Naast de overlegplicht op grond van de Vafi bestaat er een meldingsplicht op grond van de Wet ter voorkoming van witwassen en financieren van terrorisme (Wwft ). De Wwft is echter alleen op advocaten van toepassing indien advies of bijstand wordt verleend bij een beperkt aantal, limitatief opgesomde transacties8 en dat advies of die bijstand geen betrekking heeft op vertegenwoordiging in rechte of het geven van advies voor, tijdens en na een rechtsgeding of het geven van advies over het instellen of vermijden van een rechtsgeding.9 In die gevallen moet melding worden gedaan bij FIU-Nederland.

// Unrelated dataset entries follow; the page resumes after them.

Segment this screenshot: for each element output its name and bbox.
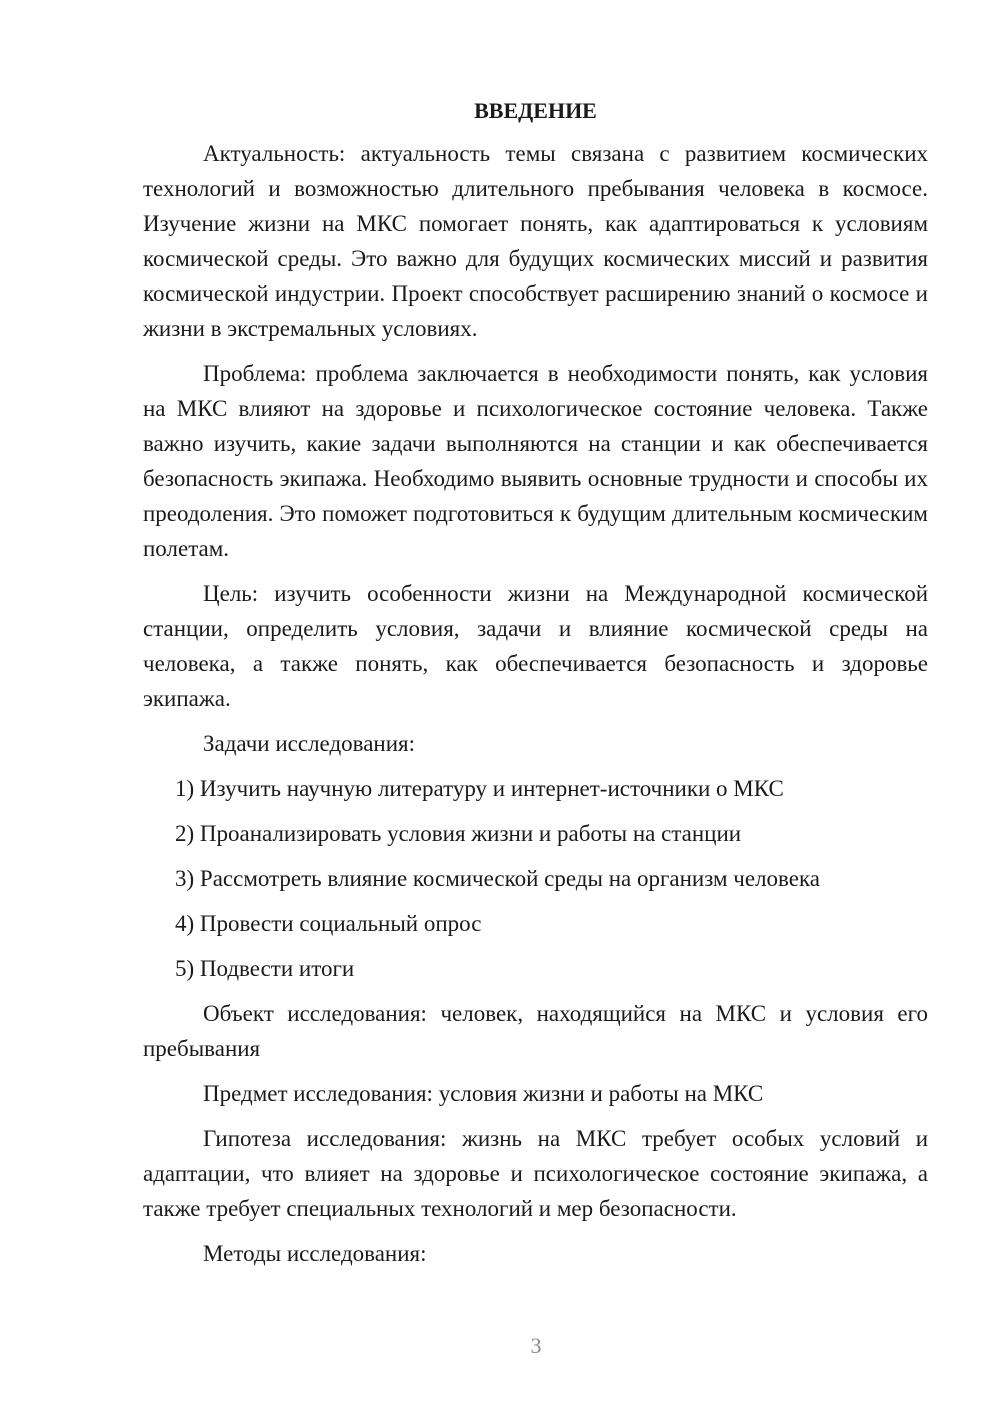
- page-content: [143, 92, 928, 1281]
- paragraph-problem: Проблема: проблема заключается в необходимости понять, как условия на МКС влияют на здоровье и психологическое состояние человека. Также важно изучить, какие задачи выполняются на станции и как обеспечивается безопасность экипажа. Необходимо выявить основные трудности и способы их преодоления. Это поможет подготовиться к будущим длительным космическим полетам.: [143, 361, 928, 561]
- paragraph-relevance: Актуальность: актуальность темы связана с развитием космических технологий и возможностью длительного пребывания человека в космосе. Изучение жизни на МКС помогает понять, как адаптироваться к условиям космической среды. Это важно для будущих космических миссий и развития космической индустрии. Проект способствует расширению знаний о космосе и жизни в экстремальных условиях.: [143, 141, 928, 341]
- paragraph-methods: Методы исследования:: [203, 1241, 427, 1266]
- page-number: 3: [530, 1333, 542, 1358]
- list-item: 1) Изучить научную литературу и интернет-источники о МКС: [175, 776, 784, 801]
- paragraph-subject: Предмет исследования: условия жизни и работы на МКС: [203, 1081, 764, 1106]
- paragraph-tasks-heading: Задачи исследования:: [203, 731, 416, 756]
- list-item: 3) Рассмотреть влияние космической среды на организм человека: [175, 866, 821, 891]
- paragraph-hypothesis: Гипотеза исследования: жизнь на МКС требует особых условий и адаптации, что влияет на здоровье и психологическое состояние экипажа, а также требует специальных технологий и мер безопасности.: [143, 1126, 928, 1221]
- list-item: 5) Подвести итоги: [175, 956, 355, 981]
- section-title: ВВЕДЕНИЕ: [474, 98, 597, 123]
- paragraph-goal: Цель: изучить особенности жизни на Международной космической станции, определить условия, задачи и влияние космической среды на человека, а также понять, как обеспечивается безопасность и здоровье экипажа.: [143, 581, 928, 711]
- paragraph-object: Объект исследования: человек, находящийся на МКС и условия его пребывания: [143, 1001, 928, 1061]
- tasks-list: [143, 771, 928, 986]
- list-item: 4) Провести социальный опрос: [175, 911, 482, 936]
- list-item: 2) Проанализировать условия жизни и работы на станции: [175, 821, 742, 846]
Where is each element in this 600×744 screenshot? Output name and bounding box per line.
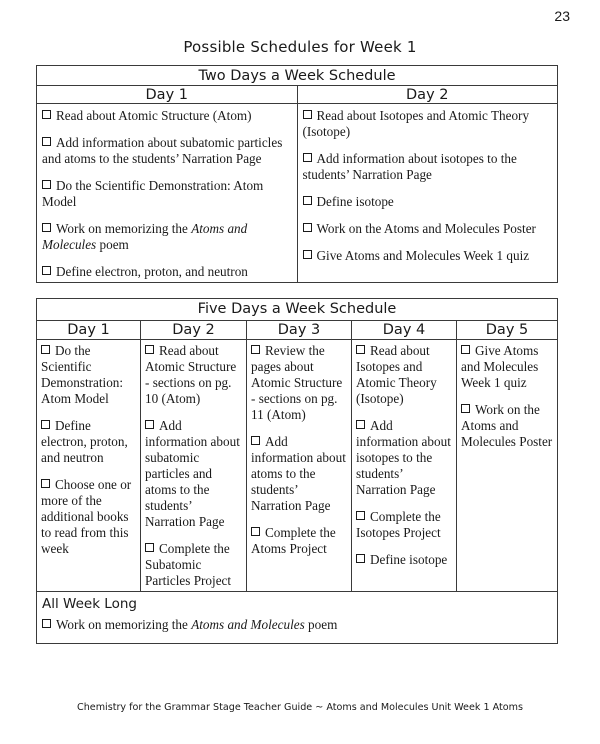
task-item <box>356 418 453 498</box>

Een belangrijke objectieve indicator voor een ongebruikelijke transactie is dat 15.000 euro of meer wordt betaald in contanten, met cheques aan toonder of soortgelijke betaalmiddelen.10 Ongebruikelijke transacties worden niet bij de deken gemeld, maar bij een instantie buiten de beroepsgroep. Het is de vraag of die constructie de Straatsburgse toets zal kunnen doorstaan.11 Nu geheimhouding niet is gewaarborgd, zou dit strijd kunnen opleveren met art. 8 EVRM (recht op eerbiediging van privéleven).
Voetnoten
1 Advocaten bij Wybenga advocaten in Rotterdam.
2 Richtlijnen ter voorkoming van betrokkenheid van de advocaat bij criminele handelingen.
3 Zie de toelichting bij art. 10 Vafi.
4 RvD Arnhem-Leeuwarden 1 maart 2013, ECLI:NL:TADRLEE:2013:YA4302.
5 Zie de toelichting bij art. 10 Vafi.
6 De informatie is afkomstig uit de beantwoording van een aantal vragen die de schrijvers aan alle lokale dekens hebben voorgelegd. Eén deken heeft beantwoording geweigerd en twee dekens hebben niet gereageerd.
7 Eén van de dekens gaf aan dit voortaan altijd te zullen controleren.
8 Zie art. 1 lid 1 sub a onder 12 en 13 Wwft .
9 Zie art. 1 lid 2 Wwft voor de volledige tekst van deze vrijstelling.
10 Art. 4 Uitvoeringsbesluit Wwft.
11 Zie de noot van B.E.P. Myjer bij EHRM 6 december 2012, NJ 2014, 55, ECLI:NL:XX:2012:BZ0945.